In 2003, Biodiesel Industries established a connection with the naval base to incorporate sustainable fuel sources, pitching the idea on cost efficiency and dependability. The environmental benefits are just an added bonus. With the new ARIES system (Automated real-time, Remote, Integrated, Energy System), the base will reportedly be able to produce billions of gallons of biodiesel per year right in its backyard.
“Aerojet’s decades of automated systems expertise brings multiple benefits to Biodiesel Industries’ advanced biofuel processes,” said Scott Seymour, president of Aerojet, in a press release. “The delivery of this first biodiesel production unit to the U.S. Navy heralds the first in what we hope are a series of successful demonstrations of our ability to deliver efficient and sustainable energy production for military and civilian use.”
With the ARIES system, according to representatives, Biodiesel Industries will be able to remotely control and operate hundreds of production facilities from one control center. Aerojet’s systems control technologies will give data centers real-time sensing, purportedly allowing better control over processing and production.
One of the more appealing qualities of the biodiesel system is its production resources.

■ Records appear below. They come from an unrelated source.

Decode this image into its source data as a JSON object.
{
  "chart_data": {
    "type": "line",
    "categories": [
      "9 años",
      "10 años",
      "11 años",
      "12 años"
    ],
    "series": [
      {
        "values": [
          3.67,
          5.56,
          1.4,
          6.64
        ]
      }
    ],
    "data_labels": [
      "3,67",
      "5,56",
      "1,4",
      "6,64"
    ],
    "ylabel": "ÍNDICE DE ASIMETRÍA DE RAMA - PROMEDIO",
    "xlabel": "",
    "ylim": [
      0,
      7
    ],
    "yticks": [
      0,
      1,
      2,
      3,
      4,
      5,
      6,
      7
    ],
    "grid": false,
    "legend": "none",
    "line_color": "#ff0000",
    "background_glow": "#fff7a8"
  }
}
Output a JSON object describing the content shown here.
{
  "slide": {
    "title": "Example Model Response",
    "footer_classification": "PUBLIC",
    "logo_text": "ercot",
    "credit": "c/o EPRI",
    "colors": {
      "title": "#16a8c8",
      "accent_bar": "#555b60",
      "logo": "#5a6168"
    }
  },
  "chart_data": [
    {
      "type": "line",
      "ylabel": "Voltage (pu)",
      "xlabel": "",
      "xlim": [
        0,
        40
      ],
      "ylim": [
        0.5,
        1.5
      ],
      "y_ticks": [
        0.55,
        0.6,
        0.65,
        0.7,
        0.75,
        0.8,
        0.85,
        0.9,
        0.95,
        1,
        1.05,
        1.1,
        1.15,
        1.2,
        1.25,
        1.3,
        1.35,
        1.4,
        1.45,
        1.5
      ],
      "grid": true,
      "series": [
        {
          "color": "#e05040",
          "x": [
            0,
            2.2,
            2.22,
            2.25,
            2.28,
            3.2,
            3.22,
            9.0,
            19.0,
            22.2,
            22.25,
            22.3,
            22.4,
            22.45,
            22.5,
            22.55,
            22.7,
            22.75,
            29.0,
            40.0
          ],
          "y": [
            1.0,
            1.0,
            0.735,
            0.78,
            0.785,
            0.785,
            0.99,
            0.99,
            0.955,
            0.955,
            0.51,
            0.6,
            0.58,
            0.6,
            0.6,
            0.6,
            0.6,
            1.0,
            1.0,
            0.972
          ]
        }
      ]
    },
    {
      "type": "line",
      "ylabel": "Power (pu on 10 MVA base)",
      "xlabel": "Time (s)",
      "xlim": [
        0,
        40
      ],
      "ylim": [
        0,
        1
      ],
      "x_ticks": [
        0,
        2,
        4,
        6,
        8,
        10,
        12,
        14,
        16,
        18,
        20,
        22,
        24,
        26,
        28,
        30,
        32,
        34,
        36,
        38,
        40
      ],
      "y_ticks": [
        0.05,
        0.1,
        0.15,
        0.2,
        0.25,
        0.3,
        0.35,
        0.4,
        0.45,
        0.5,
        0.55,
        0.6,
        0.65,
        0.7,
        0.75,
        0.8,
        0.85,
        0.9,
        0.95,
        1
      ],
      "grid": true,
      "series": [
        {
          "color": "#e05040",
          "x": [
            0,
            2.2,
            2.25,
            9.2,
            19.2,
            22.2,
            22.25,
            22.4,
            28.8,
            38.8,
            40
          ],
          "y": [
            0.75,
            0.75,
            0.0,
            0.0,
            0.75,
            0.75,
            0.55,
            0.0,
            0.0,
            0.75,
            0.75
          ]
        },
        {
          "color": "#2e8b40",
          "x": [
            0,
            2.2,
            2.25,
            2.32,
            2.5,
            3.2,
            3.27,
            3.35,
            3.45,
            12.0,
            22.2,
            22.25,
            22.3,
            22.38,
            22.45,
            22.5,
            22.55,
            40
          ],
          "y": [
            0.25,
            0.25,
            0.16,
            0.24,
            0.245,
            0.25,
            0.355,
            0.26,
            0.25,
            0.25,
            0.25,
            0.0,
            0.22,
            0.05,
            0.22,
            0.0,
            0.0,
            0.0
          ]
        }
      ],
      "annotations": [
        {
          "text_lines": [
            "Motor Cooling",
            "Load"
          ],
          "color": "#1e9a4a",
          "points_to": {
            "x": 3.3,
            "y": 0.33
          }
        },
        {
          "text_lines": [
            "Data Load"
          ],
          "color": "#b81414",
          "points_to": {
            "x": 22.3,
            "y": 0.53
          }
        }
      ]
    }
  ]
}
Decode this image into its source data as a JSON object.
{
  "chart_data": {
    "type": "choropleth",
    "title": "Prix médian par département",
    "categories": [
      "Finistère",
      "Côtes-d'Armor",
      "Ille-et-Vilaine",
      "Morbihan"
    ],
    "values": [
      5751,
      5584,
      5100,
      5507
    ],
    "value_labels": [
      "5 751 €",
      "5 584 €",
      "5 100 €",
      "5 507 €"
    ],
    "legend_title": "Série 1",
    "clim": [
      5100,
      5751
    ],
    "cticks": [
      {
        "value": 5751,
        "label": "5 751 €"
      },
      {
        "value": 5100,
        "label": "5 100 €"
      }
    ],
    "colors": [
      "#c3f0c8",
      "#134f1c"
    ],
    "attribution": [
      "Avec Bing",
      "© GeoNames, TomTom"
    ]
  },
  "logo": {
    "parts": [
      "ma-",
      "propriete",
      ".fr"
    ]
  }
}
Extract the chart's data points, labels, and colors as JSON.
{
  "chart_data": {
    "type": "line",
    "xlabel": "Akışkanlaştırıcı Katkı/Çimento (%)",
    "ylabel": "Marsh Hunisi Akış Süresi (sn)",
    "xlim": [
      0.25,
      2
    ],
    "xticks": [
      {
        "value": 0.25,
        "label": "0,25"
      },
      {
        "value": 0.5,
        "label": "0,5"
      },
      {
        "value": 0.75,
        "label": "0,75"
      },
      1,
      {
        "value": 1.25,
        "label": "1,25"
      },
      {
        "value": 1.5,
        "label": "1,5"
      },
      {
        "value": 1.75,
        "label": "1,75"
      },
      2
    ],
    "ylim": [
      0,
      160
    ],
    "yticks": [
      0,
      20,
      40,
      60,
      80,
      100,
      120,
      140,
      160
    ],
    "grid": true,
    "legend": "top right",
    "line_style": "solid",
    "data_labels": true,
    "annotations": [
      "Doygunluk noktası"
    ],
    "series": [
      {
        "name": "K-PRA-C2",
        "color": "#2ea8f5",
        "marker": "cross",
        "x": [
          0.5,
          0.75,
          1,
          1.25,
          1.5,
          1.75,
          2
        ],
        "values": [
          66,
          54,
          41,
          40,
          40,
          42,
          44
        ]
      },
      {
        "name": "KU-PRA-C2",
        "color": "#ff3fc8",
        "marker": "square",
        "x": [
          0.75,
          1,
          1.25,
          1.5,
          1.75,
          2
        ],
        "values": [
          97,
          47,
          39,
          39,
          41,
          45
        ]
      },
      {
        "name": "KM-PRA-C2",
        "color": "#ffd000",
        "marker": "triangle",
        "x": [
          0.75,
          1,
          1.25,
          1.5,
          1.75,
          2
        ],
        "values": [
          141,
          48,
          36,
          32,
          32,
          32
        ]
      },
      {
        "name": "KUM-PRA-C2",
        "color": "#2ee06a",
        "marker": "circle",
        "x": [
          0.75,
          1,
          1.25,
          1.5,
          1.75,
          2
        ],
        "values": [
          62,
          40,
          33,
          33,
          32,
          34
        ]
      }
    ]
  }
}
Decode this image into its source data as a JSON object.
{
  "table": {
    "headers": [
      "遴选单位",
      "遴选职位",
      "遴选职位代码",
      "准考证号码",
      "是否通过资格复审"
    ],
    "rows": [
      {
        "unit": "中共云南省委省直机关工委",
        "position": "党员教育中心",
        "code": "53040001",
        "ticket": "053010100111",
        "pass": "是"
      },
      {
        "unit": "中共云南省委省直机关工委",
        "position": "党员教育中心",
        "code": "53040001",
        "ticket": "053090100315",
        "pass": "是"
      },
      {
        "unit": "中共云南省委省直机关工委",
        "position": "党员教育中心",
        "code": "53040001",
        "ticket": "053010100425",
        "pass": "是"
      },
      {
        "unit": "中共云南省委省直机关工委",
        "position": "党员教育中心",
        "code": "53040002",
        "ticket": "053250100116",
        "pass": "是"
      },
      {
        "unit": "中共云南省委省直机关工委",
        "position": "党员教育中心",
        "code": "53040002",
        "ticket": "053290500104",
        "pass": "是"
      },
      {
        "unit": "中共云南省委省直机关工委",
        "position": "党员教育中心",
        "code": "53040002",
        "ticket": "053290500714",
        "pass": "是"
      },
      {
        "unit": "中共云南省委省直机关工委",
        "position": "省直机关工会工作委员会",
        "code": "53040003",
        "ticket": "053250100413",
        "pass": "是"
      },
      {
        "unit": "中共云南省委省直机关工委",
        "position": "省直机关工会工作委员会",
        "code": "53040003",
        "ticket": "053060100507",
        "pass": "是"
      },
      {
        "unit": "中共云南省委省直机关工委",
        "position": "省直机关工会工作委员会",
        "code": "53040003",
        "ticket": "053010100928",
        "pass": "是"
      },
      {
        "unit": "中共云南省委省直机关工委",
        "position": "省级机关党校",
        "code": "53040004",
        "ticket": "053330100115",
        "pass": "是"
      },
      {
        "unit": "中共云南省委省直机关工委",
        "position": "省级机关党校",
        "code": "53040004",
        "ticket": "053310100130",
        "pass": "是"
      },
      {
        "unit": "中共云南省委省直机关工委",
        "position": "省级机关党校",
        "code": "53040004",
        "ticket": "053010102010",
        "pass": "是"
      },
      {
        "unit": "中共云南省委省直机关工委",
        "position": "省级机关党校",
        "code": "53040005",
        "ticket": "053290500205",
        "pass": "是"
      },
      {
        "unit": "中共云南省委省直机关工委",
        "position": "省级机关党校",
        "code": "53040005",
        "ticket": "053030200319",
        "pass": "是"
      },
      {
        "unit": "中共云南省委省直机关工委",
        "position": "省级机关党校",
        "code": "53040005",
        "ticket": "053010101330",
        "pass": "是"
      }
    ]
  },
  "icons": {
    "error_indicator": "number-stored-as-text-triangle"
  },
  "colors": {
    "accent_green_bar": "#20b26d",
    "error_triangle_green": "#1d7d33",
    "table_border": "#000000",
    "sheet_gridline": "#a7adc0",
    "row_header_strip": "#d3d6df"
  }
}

ARIES is designed to convert agricultural waste, such as yellow grease, jatropha, and algae, into a useable fuel source. The system can convert used cooking grease, which costs $2.50 per gallon, into a nontoxic, biodegradable replacement for petroleum diesel.
Biodiesel Industries’ partnership with Aerojet, say representatives, is committed to developing technology that will strengthen America’s defenses through dependable resources. Russell Teall, president and founder of Biodiesel Technologies, has been innovating new strategies in next generation biofuels for the past 16 years.
“Creating truly sustainable systems requires a thorough understanding of every aspect of biodiesel production, from feedstocks to finished products,” Teall said in a written statement. “The Integrated Energy System incorporated into ARIES will eventually allow us to generate our own heat and power, and to feed the surplus into a local micro-grid. These Energy Islands will support the local community with renewable and sustainable fuel, electricity, and heat.”